In the UK the community shares programme began in 2009.
Since its launch, more than 90% of community share offers have been made by new co-operative societies. Most of these societies have been formed by communities in response to one or more of the following:
- a community is about to lose a significant local service, for instance, a pub, shop or post office, or any other community service that is encountering market failure.
- a community is being poorly served by an existing enterprise, for instance, supporters of a football club may feel that the current owners do not serve their interests, or a local service is too expensive or fails to address local needs.
- a community need or interest is not being met, for instance, there may be no local sports facilities, poor broadband connections, or a lack of flexible workspaces for new businesses.
- a community is inspired by new ideas or opportunities to act collectively, for instance, by the scope to establish community renewable energy schemes, local food initiatives, or develop community land trusts for affordable housing.
These stimuli result in new co-operatives being formed as pre-start initiatives, or to act as the vehicle for acquisitions and buy-outs of existing enterprises that are failing in these communities.
Community share offers, however, are not confined or restricted to new start-ups. Co-operatives in both the UK and in Australia have the legal capacity to issue shares as part of their membership. The procedures required for the issue of shares by a co-operative – either a new co-operative or an existing one- are the same.

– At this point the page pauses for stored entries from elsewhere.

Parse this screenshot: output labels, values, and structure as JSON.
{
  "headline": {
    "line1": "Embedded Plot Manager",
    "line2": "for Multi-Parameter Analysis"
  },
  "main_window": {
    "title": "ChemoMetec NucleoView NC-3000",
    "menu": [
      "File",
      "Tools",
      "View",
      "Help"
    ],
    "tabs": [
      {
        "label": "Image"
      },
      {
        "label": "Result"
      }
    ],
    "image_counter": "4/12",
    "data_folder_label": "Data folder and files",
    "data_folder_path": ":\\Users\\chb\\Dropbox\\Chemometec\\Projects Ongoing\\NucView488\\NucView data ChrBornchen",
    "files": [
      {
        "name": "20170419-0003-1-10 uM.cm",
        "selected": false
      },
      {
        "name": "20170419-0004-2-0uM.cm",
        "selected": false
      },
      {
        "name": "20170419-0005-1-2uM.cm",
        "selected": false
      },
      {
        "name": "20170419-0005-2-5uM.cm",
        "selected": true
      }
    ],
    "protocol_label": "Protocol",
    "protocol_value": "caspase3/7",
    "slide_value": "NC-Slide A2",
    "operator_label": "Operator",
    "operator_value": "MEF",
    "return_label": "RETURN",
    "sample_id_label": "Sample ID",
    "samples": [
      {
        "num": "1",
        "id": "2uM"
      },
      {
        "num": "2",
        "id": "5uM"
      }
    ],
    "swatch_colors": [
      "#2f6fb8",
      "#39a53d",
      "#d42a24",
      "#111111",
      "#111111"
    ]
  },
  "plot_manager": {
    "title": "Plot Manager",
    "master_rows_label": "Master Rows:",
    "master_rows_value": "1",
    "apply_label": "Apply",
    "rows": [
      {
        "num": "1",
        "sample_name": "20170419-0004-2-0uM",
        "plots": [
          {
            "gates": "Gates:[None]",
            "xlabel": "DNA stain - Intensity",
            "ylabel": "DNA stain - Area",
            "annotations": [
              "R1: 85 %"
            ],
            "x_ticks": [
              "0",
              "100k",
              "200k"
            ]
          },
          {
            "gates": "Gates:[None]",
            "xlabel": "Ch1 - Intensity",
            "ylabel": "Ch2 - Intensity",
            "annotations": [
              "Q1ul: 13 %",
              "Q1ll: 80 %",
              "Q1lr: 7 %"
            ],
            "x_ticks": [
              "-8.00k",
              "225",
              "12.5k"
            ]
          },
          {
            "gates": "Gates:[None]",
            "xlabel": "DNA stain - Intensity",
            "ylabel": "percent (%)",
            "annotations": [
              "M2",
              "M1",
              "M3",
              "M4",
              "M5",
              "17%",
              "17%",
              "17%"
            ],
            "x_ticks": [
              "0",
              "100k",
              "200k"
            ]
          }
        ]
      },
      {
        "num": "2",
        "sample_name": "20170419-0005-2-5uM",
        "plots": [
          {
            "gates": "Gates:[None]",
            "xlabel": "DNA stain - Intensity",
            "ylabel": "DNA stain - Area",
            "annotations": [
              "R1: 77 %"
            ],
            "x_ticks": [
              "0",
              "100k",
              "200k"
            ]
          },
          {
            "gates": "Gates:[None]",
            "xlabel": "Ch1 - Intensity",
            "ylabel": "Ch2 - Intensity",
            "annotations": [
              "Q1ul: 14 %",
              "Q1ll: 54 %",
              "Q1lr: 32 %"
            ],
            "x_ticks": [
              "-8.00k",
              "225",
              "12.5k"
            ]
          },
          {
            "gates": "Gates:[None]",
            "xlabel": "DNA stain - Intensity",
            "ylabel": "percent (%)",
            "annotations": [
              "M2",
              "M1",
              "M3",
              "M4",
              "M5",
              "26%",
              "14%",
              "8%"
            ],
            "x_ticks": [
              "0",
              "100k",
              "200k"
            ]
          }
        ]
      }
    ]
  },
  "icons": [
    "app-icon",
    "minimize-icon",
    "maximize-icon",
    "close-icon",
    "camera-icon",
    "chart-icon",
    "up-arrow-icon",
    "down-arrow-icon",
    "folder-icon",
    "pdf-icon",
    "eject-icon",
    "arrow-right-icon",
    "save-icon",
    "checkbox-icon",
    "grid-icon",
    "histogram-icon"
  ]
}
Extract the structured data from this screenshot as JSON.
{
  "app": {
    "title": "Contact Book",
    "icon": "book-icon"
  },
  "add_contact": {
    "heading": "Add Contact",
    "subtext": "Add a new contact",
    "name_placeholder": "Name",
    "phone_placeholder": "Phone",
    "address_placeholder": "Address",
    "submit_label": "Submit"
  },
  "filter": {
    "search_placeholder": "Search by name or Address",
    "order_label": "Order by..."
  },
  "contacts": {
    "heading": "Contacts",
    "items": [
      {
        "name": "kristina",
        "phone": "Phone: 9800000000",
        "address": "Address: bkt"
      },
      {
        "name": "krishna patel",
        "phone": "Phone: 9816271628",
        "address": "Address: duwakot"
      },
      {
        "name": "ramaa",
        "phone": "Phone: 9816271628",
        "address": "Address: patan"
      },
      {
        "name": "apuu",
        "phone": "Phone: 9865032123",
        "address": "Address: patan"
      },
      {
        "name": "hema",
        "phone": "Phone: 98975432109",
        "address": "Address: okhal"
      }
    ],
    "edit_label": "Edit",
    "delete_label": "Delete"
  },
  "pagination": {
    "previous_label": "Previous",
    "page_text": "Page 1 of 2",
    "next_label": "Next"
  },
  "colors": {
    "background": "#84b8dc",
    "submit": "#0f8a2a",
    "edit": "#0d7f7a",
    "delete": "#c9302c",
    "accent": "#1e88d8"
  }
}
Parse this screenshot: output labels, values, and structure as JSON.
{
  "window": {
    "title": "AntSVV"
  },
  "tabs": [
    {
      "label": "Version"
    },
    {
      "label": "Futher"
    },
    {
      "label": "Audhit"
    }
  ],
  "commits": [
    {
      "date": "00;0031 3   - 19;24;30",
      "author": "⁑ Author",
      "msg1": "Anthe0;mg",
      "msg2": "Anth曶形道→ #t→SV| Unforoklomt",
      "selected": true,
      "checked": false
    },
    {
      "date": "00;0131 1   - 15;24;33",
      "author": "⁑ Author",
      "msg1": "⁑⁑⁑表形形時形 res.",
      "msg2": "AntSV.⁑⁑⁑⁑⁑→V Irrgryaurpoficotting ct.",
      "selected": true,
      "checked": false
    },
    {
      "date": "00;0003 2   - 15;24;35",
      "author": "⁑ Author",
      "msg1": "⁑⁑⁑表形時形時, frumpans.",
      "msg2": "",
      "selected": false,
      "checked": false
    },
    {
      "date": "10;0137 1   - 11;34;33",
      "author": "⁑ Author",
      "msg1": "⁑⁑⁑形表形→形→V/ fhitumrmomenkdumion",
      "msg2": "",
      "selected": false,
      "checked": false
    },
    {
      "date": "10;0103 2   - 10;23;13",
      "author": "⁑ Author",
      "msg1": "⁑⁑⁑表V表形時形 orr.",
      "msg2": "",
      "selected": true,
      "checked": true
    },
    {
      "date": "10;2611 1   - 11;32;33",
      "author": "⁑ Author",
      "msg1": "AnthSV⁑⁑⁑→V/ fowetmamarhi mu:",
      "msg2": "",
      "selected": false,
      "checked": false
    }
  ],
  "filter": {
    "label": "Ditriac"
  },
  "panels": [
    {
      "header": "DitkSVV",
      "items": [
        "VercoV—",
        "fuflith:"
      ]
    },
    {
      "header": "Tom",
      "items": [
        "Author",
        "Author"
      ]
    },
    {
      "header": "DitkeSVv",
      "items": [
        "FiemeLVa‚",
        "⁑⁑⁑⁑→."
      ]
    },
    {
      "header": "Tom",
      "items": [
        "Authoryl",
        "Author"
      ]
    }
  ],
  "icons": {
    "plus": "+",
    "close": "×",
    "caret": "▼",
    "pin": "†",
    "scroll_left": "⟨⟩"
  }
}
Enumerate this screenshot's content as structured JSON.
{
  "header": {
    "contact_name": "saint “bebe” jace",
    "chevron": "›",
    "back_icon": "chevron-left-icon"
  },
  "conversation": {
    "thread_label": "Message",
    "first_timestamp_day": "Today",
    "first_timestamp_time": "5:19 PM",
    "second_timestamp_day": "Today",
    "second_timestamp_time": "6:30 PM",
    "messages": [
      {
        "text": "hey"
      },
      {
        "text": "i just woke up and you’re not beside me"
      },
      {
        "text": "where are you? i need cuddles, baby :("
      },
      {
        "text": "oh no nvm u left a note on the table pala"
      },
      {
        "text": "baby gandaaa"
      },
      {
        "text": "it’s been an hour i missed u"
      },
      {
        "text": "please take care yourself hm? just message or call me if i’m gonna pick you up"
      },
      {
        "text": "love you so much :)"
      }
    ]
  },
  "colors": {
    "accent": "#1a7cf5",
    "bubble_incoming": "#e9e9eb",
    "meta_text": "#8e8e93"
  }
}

There are four main challenges facing all community enterprise pre-start initiatives:
Acquisitions and buy-outs
Acquisitions and buy-outs mainly arise when a community is driven to rescuing a local business threatened with closure or, in exceptional circumstances, where the community feels poorly served by the business. Communities engaged in acquisitions and buy-outs face all the same challenges as pre-start initiatives, but with the extra burden of:
- having to act quickly, especially if there is competition to buy the business or its principal assets.
- having to commit to development costs with no certainty that it will be successful in acquiring the business, with the risk of substantial losses.
- the difficulty of agreeing a fair valuation for the business, especially when the principle assets may be worth more as non-business assets, such as a building with a heritage or community value.
The first of these challenges can be difficult to overcome without access to immediate capital or the patience and benevolence of the existing owner. The third of these challenges requires extreme caution and preparedness to engage independent advice4.
Even when a new enterprise has got through the pre-start stage and is able to prove that the project or enterprise is investment-ready, there is still a lot to do before it can launch a community share offer. The enterprise first needs to be incorporated. Incorporation of a co-operative with share capital under Australian Law – the CNL – requires two main documents5.
- Constitution: sometimes referred to as a governing document that sets out the rules of the society. The constitution defines the co-operative’s purpose, activities, management structure and the minimum obligations of members to acquire share capital and engage with the co-operative.
- Disclosure statement: is the document that sets out the details of an offer of membership, including shares aimed at the target community.
Once the co-operative is registered then it is able to offer membership shares to the public within its ‘home’ state or territory6.
Of course, just being able to offer shares does not mean that the community will apply for membership and acquire shares. It is important that the co-operative has a third document:
- A community engagement plan: for recruiting members to the co-operative, involving them in the business model, and securing their investment7.
Community share offers are markedly different to share offers made by companies.
Companies usually only make public offers at a relatively late stage in their development, either as part of an exit strategy for private equity or to fund expansion. Public offers by a company are usually aimed at raising a specific amount within a short period of time and the offer documents make provision for under or over subscription by the market. The offers are for large amounts and they will be managed by underwriters and brokers. In contrast, community share offers tend to be made by new enterprises with no proven record of success, sometimes referred to as a ‘blue sky’ proposal. Whilst the offer will aim for a stated minimum amount there is no limit on the number of members who may join and subscribe for shares.
New company enterprises usually raise share capital from family, friends, ‘angel investors’ and other types of sophisticated investor, whereas community share offers are aimed at people who are unlikely to have had any prior experience, knowledge or competencies in investing in enterprise.
Start-up company enterprises tend to raise share capital through private placements, which might lead to a handful of investors purchasing stakes in lots of $50,000 or more. In contrast, the average investment of share capital under a co-operative share offer is significantly smaller.